Originally published Monday, June 9, 2008 at 12:00 AM
Yoga in a box: Teacher creates action figures
When Raymond D. Fogleman teaches his yoga class, he demonstrates the precision postures for students. When they're not in class, his students...
Newhouse News Service
HARRISBURG, Pa. — When Raymond D. Fogleman teaches his yoga class, he demonstrates the precision postures for students. When they're not in class, his students can consult his 3-D action figures.
"When I am showing them poses, I also am giving them a visual," Fogleman said. "It's very hard when you are learning to keep that visual in your mind."
To help novices when they are practicing alone, the Hummelstown, Pa., man created 16 3-D action figures to illustrate yoga's controlled breathing and stretching techniques. He calls his product "3-D Yogis and Yoginis Box of Poses."
Fogleman, 43, started studying yoga 14 years ago and has been teaching full time since 2003. He got the idea for the statuettes after finding a toy soldier in a collection of toys three years ago. He realized that the antithesis to a soldier would be a yoga figure.
The plastic statuettes are 3 inches tall or 3 inches wide depending on the pose.

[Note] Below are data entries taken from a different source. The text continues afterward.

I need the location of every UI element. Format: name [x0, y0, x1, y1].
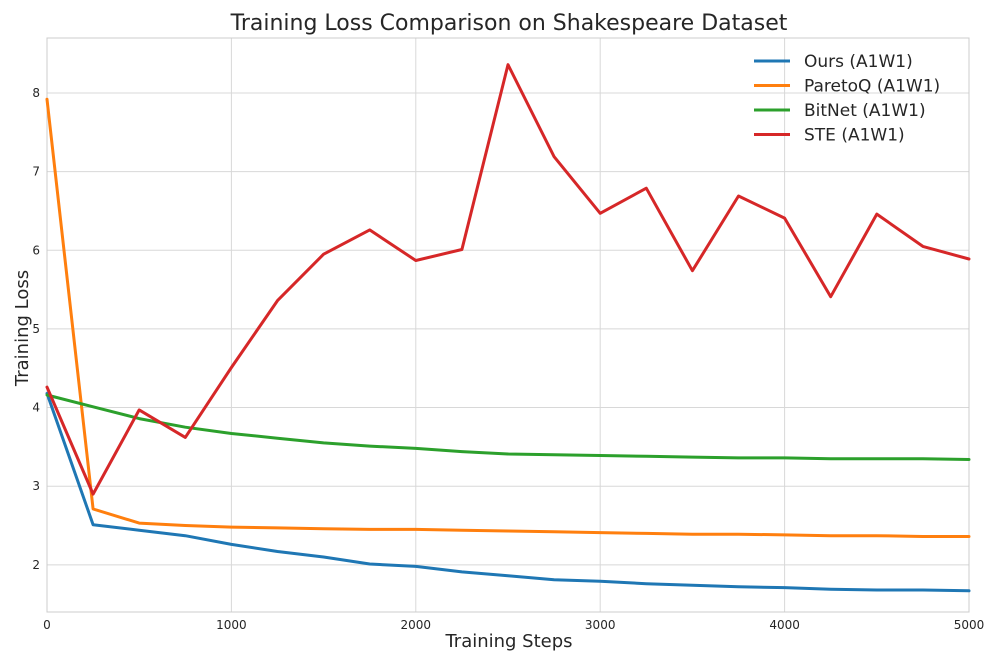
y-tick-label: 8 — [32, 86, 40, 100]
y-tick-label: 2 — [32, 558, 40, 572]
legend-label-bitnet-a1w1: BitNet (A1W1) — [804, 101, 926, 121]
y-tick-label: 3 — [32, 479, 40, 493]
y-tick-label: 6 — [32, 243, 40, 257]
x-tick-label: 1000 — [216, 618, 247, 632]
legend: Ours (A1W1) ParetoQ (A1W1) BitNet (A1W1) ST… — [754, 52, 940, 146]
x-tick-label: 5000 — [954, 618, 985, 632]
chart-title: Training Loss Comparison on Shakespeare … — [230, 11, 788, 36]
x-tick-label: 2000 — [401, 618, 432, 632]
plot-frame — [46, 37, 970, 613]
legend-label-ours-a1w1: Ours (A1W1) — [804, 52, 913, 72]
y-tick-label: 7 — [32, 165, 40, 179]
legend-label-paretoq-a1w1: ParetoQ (A1W1) — [804, 77, 940, 97]
y-tick-label: 5 — [32, 322, 40, 336]
x-axis-title: Training Steps — [444, 631, 572, 652]
series-line-ours-a1w1 — [45, 391, 971, 593]
legend-label-ste-a1w1: STE (A1W1) — [804, 126, 905, 146]
x-tick-label: 4000 — [769, 618, 800, 632]
x-tick-label: 3000 — [585, 618, 616, 632]
series-line-paretoq-a1w1 — [45, 97, 971, 538]
x-tick-label: 0 — [43, 618, 51, 632]
y-tick-label: 4 — [32, 401, 40, 415]
tick-labels: 0 1000 2000 3000 4000 5000 2 3 4 5 6 7 8 — [32, 86, 984, 632]
y-axis-title: Training Loss — [12, 270, 33, 387]
series-line-ste-a1w1 — [45, 63, 971, 496]
series-line-bitnet-a1w1 — [45, 393, 971, 461]
series-lines — [45, 63, 971, 593]
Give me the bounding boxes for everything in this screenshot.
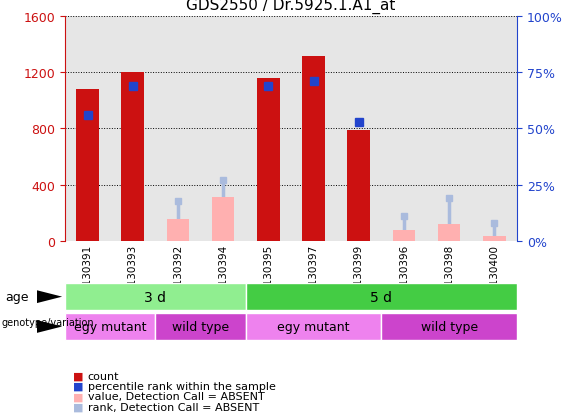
Text: wild type: wild type <box>172 320 229 333</box>
Text: ■: ■ <box>73 392 84 401</box>
Bar <box>201 17 246 242</box>
Bar <box>302 57 325 242</box>
Bar <box>336 17 381 242</box>
Bar <box>246 17 291 242</box>
Polygon shape <box>37 320 62 333</box>
Bar <box>291 17 336 242</box>
Text: 3 d: 3 d <box>145 290 166 304</box>
Text: egy mutant: egy mutant <box>74 320 146 333</box>
FancyBboxPatch shape <box>65 284 246 310</box>
Bar <box>76 90 99 242</box>
FancyBboxPatch shape <box>155 313 246 340</box>
Bar <box>347 131 370 242</box>
Text: age: age <box>6 290 29 304</box>
Bar <box>438 225 460 242</box>
Text: egy mutant: egy mutant <box>277 320 350 333</box>
Bar <box>381 17 427 242</box>
Text: 5 d: 5 d <box>371 290 392 304</box>
Text: ■: ■ <box>73 381 84 391</box>
FancyBboxPatch shape <box>381 313 517 340</box>
Bar <box>155 17 201 242</box>
Bar <box>483 236 506 242</box>
FancyBboxPatch shape <box>246 313 381 340</box>
Title: GDS2550 / Dr.5925.1.A1_at: GDS2550 / Dr.5925.1.A1_at <box>186 0 396 14</box>
Bar <box>257 78 280 242</box>
Bar <box>472 17 517 242</box>
Bar <box>110 17 155 242</box>
Text: count: count <box>88 371 119 381</box>
Text: genotype/variation: genotype/variation <box>1 318 94 328</box>
Bar <box>121 73 144 242</box>
Bar <box>167 219 189 242</box>
Text: percentile rank within the sample: percentile rank within the sample <box>88 381 276 391</box>
Text: ■: ■ <box>73 402 84 412</box>
Polygon shape <box>37 290 62 304</box>
Text: ■: ■ <box>73 371 84 381</box>
Text: rank, Detection Call = ABSENT: rank, Detection Call = ABSENT <box>88 402 259 412</box>
FancyBboxPatch shape <box>246 284 517 310</box>
Bar <box>65 17 110 242</box>
Bar <box>212 198 234 242</box>
Text: value, Detection Call = ABSENT: value, Detection Call = ABSENT <box>88 392 264 401</box>
FancyBboxPatch shape <box>65 313 155 340</box>
Bar <box>427 17 472 242</box>
Text: wild type: wild type <box>420 320 478 333</box>
Bar <box>393 230 415 242</box>
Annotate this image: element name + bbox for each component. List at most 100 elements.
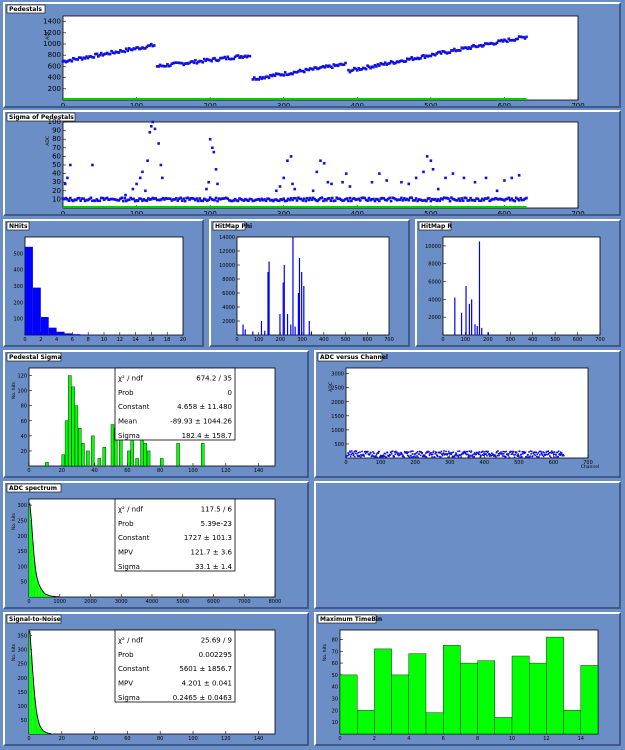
x-tick-label: 8: [87, 337, 90, 343]
data-point: [366, 199, 369, 202]
y-tick-label: 200: [13, 300, 23, 306]
data-point: [117, 51, 121, 54]
data-point: [452, 451, 455, 453]
data-point: [167, 64, 171, 68]
data-point: [514, 37, 518, 41]
data-point: [192, 197, 196, 201]
pad-maximum-timebin: Maximum TimeBin No. hits 0 2 4 6 8 10 12 14 10 20 30…: [314, 612, 621, 746]
x-tick-label: 5000: [176, 599, 189, 605]
data-point: [470, 451, 472, 454]
x-tick-label: 40: [91, 736, 97, 742]
y-tick-label: 4000: [428, 297, 441, 303]
data-point: [385, 199, 389, 202]
data-point: [478, 199, 481, 202]
bars: [29, 505, 60, 597]
data-point: [139, 197, 143, 201]
data-point: [403, 456, 405, 459]
data-point: [69, 58, 72, 62]
data-point: [454, 453, 457, 456]
data-point: [473, 199, 477, 202]
data-point: [130, 197, 134, 201]
data-point: [537, 452, 540, 454]
title-box: [6, 221, 30, 231]
data-point: [382, 456, 384, 458]
data-point: [358, 199, 362, 202]
data-point: [142, 47, 146, 50]
x-tick-label: 300: [445, 460, 455, 466]
x-tick-label: 16: [148, 337, 154, 343]
x-tick-label: 140: [254, 736, 264, 742]
data-point: [454, 198, 458, 202]
data-point: [361, 66, 365, 70]
data-point: [151, 196, 155, 200]
data-point: [313, 197, 316, 201]
data-point: [350, 450, 353, 452]
data-point: [371, 455, 373, 457]
pad-adc-vs-channel: ADC versus Channel ADC Channel 0 100 200 300 40…: [314, 350, 621, 478]
data-point: [495, 189, 499, 193]
data-point: [211, 198, 215, 202]
data-point: [317, 198, 321, 201]
data-point: [164, 64, 168, 68]
data-point: [538, 456, 540, 458]
data-point: [513, 456, 516, 459]
plot-frame: [236, 236, 390, 336]
data-point: [479, 43, 483, 47]
bar: [44, 593, 46, 597]
data-point: [219, 56, 222, 60]
data-point: [546, 450, 549, 453]
data-point: [163, 65, 166, 68]
data-point: [326, 180, 330, 184]
x-tick-label: 300: [277, 210, 290, 214]
data-point: [300, 69, 303, 73]
data-point: [389, 199, 393, 203]
data-point: [382, 197, 386, 200]
data-point: [188, 61, 191, 65]
data-point: [322, 65, 325, 68]
chart-sigma-pedestals: Sigma of PedestalsADCChannel010020030040…: [6, 112, 585, 214]
data-point: [461, 47, 465, 50]
data-point: [393, 451, 396, 453]
bar: [580, 665, 599, 735]
data-point: [416, 455, 418, 457]
data-point: [352, 454, 355, 457]
data-point: [278, 185, 282, 188]
chart-signal-to-noise: Signal-to-Noise No. hits 0 20 40 60 80 100 120 14…: [6, 614, 276, 742]
x-tick-label: 200: [276, 337, 286, 343]
data-point: [503, 179, 506, 182]
data-point: [557, 450, 560, 453]
data-point: [500, 38, 503, 42]
y-tick-label: 800: [48, 51, 61, 59]
data-point: [220, 197, 224, 200]
data-point: [460, 453, 463, 456]
data-point: [475, 197, 478, 200]
data-point: [119, 49, 122, 52]
data-point: [135, 46, 138, 49]
bar: [357, 710, 375, 735]
data-point: [139, 47, 143, 50]
x-tick-label: 20: [59, 736, 65, 742]
data-point: [357, 67, 361, 70]
data-point: [442, 452, 445, 455]
data-point: [208, 196, 212, 200]
data-point: [362, 453, 365, 456]
data-point: [133, 47, 137, 51]
x-tick-label: 1000: [53, 599, 66, 605]
data-point: [102, 53, 106, 56]
data-point: [212, 150, 216, 154]
y-tick-label: 20: [52, 187, 61, 195]
data-point: [260, 77, 263, 81]
data-point: [450, 452, 453, 454]
data-point: [441, 50, 444, 53]
data-point: [355, 69, 359, 72]
data-point: [408, 196, 412, 200]
data-point: [200, 199, 203, 202]
data-point: [342, 199, 346, 202]
data-point: [424, 454, 426, 456]
data-point: [201, 61, 205, 64]
data-point: [442, 196, 446, 199]
data-point: [355, 452, 357, 455]
x-tick-label: 400: [528, 337, 538, 343]
bar: [38, 584, 40, 597]
data-point: [266, 75, 269, 79]
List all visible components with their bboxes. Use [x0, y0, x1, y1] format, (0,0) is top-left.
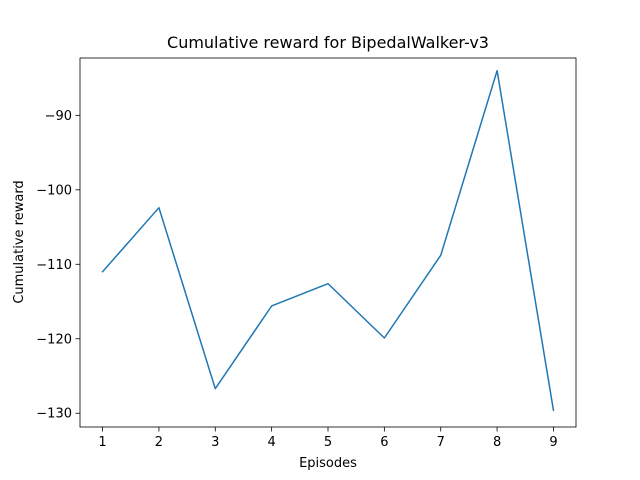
x-tick-label: 5: [324, 435, 332, 450]
x-tick-label: 8: [493, 435, 501, 450]
y-tick-label: −110: [36, 258, 72, 273]
y-axis: −130 −120 −110 −100 −90: [36, 109, 80, 422]
x-tick-label: 2: [155, 435, 163, 450]
x-axis-label: Episodes: [299, 456, 357, 471]
y-tick-label: −130: [36, 407, 72, 422]
x-tick-label: 3: [211, 435, 219, 450]
y-tick-label: −100: [36, 183, 72, 198]
x-tick-label: 7: [437, 435, 445, 450]
series-line-0: [101, 69, 555, 412]
x-tick-label: 1: [98, 435, 106, 450]
y-tick-label: −120: [36, 332, 72, 347]
chart-title: Cumulative reward for BipedalWalker-v3: [167, 33, 489, 52]
x-axis: 1 2 3 4 5 6 7 8 9: [98, 427, 558, 450]
y-axis-label: Cumulative reward: [12, 180, 27, 303]
plot-frame: [79, 57, 577, 428]
y-tick-label: −90: [45, 109, 72, 124]
plot-area: [79, 57, 577, 428]
x-tick-label: 6: [380, 435, 388, 450]
x-tick-label: 4: [267, 435, 275, 450]
x-tick-label: 9: [549, 435, 557, 450]
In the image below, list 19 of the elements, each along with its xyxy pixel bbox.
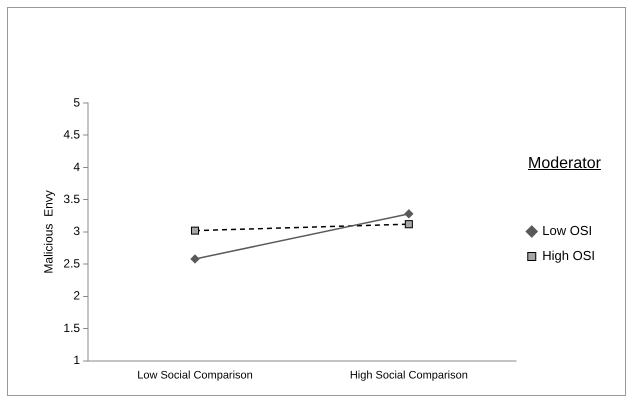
y-tick-label: 4 — [73, 160, 80, 174]
y-tick-label: 4.5 — [63, 128, 80, 142]
y-tick-label: 2 — [73, 288, 80, 303]
point — [190, 254, 200, 264]
y-axis-title: Malicious Envy — [42, 190, 56, 274]
x-tick-label: Low Social Comparison — [137, 369, 253, 382]
y-tick-label: 2.5 — [63, 256, 80, 270]
y-tick-label: 5 — [73, 95, 80, 110]
y-tick-label: 1 — [73, 353, 80, 368]
point — [404, 209, 414, 218]
legend-title: Moderator — [528, 155, 601, 173]
point — [404, 220, 413, 228]
y-tick-label: 3 — [73, 224, 80, 238]
point — [190, 226, 200, 235]
y-tick-label: 3.5 — [63, 192, 80, 206]
y-tick-label: 1.5 — [63, 320, 80, 335]
legend-label: High OSI — [542, 248, 596, 264]
legend-label: Low OSI — [542, 223, 592, 238]
x-tick-label: High Social Comparison — [350, 369, 468, 382]
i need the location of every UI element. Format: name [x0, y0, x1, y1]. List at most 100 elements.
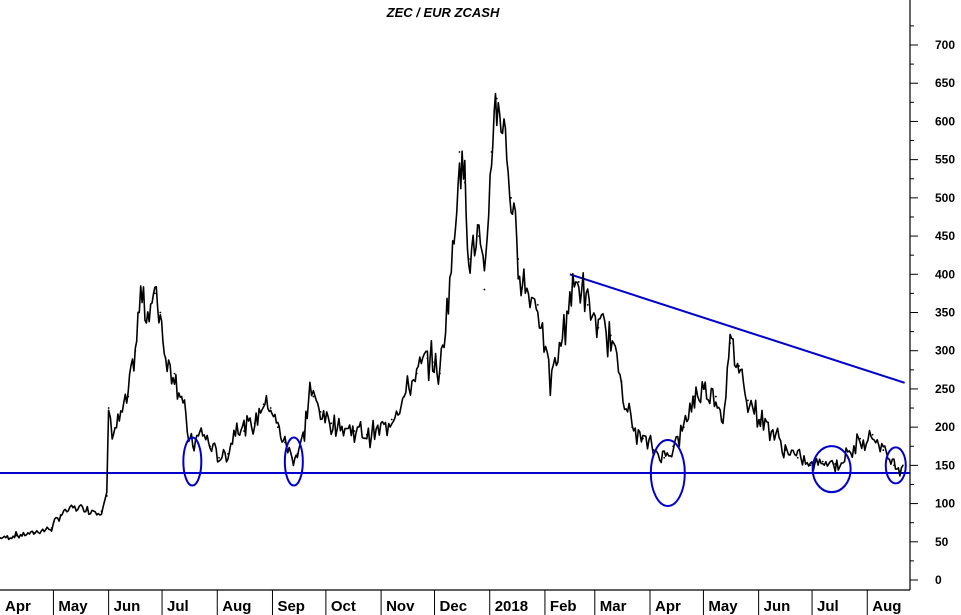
data-point [59, 514, 62, 516]
support-touch-circle [884, 446, 907, 485]
data-point [641, 437, 644, 440]
data-point [262, 403, 265, 406]
data-point [107, 407, 110, 409]
data-point [15, 534, 17, 537]
data-point [431, 361, 434, 364]
data-point [200, 430, 203, 432]
x-tick-label: Mar [600, 598, 627, 615]
data-point [193, 445, 196, 448]
data-point [308, 388, 311, 390]
data-point [729, 342, 732, 344]
data-point [672, 445, 675, 448]
data-point [809, 464, 812, 467]
data-point [243, 430, 245, 432]
data-point [568, 296, 571, 299]
y-tick-label: 100 [935, 497, 955, 511]
data-point [105, 495, 108, 497]
x-tick-label: Jul [817, 598, 839, 615]
x-tick-label: Nov [386, 598, 415, 615]
x-tick-label: 2018 [495, 598, 528, 615]
x-tick-label: Jun [114, 598, 141, 615]
data-point [517, 258, 520, 260]
x-tick-label: Oct [331, 598, 356, 615]
data-point [365, 433, 368, 436]
data-point [469, 258, 472, 260]
data-point [503, 120, 505, 123]
data-point [901, 464, 904, 467]
x-tick-label: Aug [222, 598, 251, 615]
data-point [631, 426, 634, 429]
data-point [118, 418, 121, 421]
data-point [164, 357, 167, 360]
support-touch-circle [182, 436, 203, 487]
data-point [483, 288, 486, 291]
y-tick-label: 550 [935, 153, 955, 167]
x-tick-label: Dec [440, 598, 468, 615]
data-point [32, 531, 35, 534]
data-point [663, 456, 666, 459]
data-point [127, 395, 130, 398]
x-tick-label: May [708, 598, 738, 615]
data-point [586, 303, 589, 306]
data-point [284, 441, 286, 444]
data-point [882, 449, 885, 451]
data-point [291, 456, 293, 459]
data-point [597, 326, 600, 329]
data-point [303, 430, 306, 432]
data-point [446, 303, 448, 306]
data-point [652, 449, 655, 451]
y-tick-label: 600 [935, 114, 955, 128]
data-point [738, 365, 740, 367]
data-point [796, 456, 799, 459]
data-point [549, 380, 552, 383]
support-touch-circle [649, 439, 686, 507]
y-tick-label: 250 [935, 382, 955, 396]
price-series-line [0, 92, 904, 541]
data-point [859, 437, 862, 440]
data-point [495, 97, 498, 100]
y-tick-label: 400 [935, 267, 955, 281]
data-point [134, 349, 137, 352]
data-point [154, 292, 156, 295]
x-tick-label: Apr [655, 598, 681, 615]
data-point [0, 537, 1, 539]
data-point [771, 430, 774, 432]
y-tick-label: 450 [935, 229, 955, 243]
x-tick-label: May [58, 598, 88, 615]
data-point [453, 242, 456, 245]
x-tick-label: Jun [764, 598, 791, 615]
y-tick-label: 50 [935, 535, 949, 549]
data-point [72, 506, 74, 509]
data-point [173, 372, 176, 375]
data-point [159, 311, 162, 314]
data-point [463, 181, 466, 184]
x-tick-label: Sep [277, 598, 305, 615]
data-point [714, 395, 717, 398]
data-point [269, 407, 272, 409]
data-point [378, 430, 381, 432]
x-tick-label: Aug [872, 598, 901, 615]
data-point [218, 456, 220, 459]
y-tick-label: 300 [935, 344, 955, 358]
data-point [50, 527, 53, 529]
support-touch-circle [811, 445, 852, 494]
data-point [353, 430, 356, 432]
x-tick-label: Apr [5, 598, 31, 615]
data-point [620, 380, 623, 383]
data-point [510, 196, 512, 199]
y-tick-label: 0 [935, 573, 942, 587]
data-point [893, 464, 895, 467]
chart-title: ZEC / EUR ZCASH [386, 5, 500, 20]
data-point [490, 151, 493, 153]
data-point [704, 388, 707, 390]
data-point [139, 296, 142, 299]
data-point [227, 452, 229, 455]
data-point [536, 303, 539, 306]
x-tick-label: Jul [167, 598, 189, 615]
data-point [146, 311, 149, 314]
data-point [209, 445, 212, 448]
data-point [330, 422, 333, 425]
data-point [784, 449, 787, 451]
data-point [722, 418, 724, 421]
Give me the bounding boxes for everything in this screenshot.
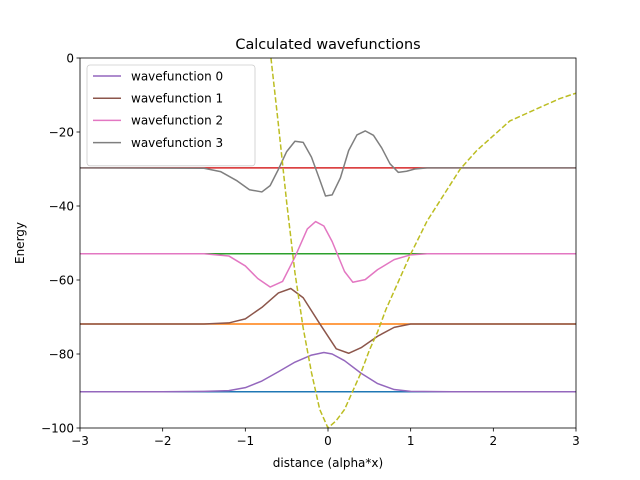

Each has a 1-by-2-inch base. Each of the eight yogis (male) and eight yoginis (female) statuettes has a number and a code embossed in its base. The code corresponds to an explanation of the pose in an accompanying instructional guide.
Yoga has been practiced for thousands of years in India. It is based on the principle of mind-body unity. Estimates are that 20 million people in America practice some form of yoga.
Yoga poses help align muscles, bones, ligaments and tendons to improve posture and give the practitioner a feeling of center and balance, Fogleman said. Yoga exercises allow the spine to become elongated and muscles to become lengthened and stronger.
But yoga is more than physical exercise, Fogleman said. "A lot of yoga is self-reflection. It's meditation. It's making friends with your demons and your internal obstacles as well as external obstacles. ... Yoga teaches us how to perfect our bodies and our minds."
Fogleman hopes the action figures encourage children to become involved in yoga. "A younger person has a lot of energy," Fogleman said. Yoga can help harness that energy and develop a mind pattern to go along with it.
Jenny Shyk of Lower Paxton Township, Pa., said her daughter, Rose, 3, likes the yoga statuettes although she is too young to take a formal yoga course. "She lines them up and will imitate the poses," said Shyk, who has been studying yoga with Fogleman since October 2003.
Fogleman worked with a company in China to manufacture the statuettes. The company produced prototypes and Fogleman verified that the postures were exact.
The statuettes and packaging materials were made with recycled plastic and cardboard and nontoxic paint and plastic.
The "3-D Yogis and Yoginis Box of Poses" is $29.99 and available on Raymond Fogleman's Web site, www.rayzodyssey.com.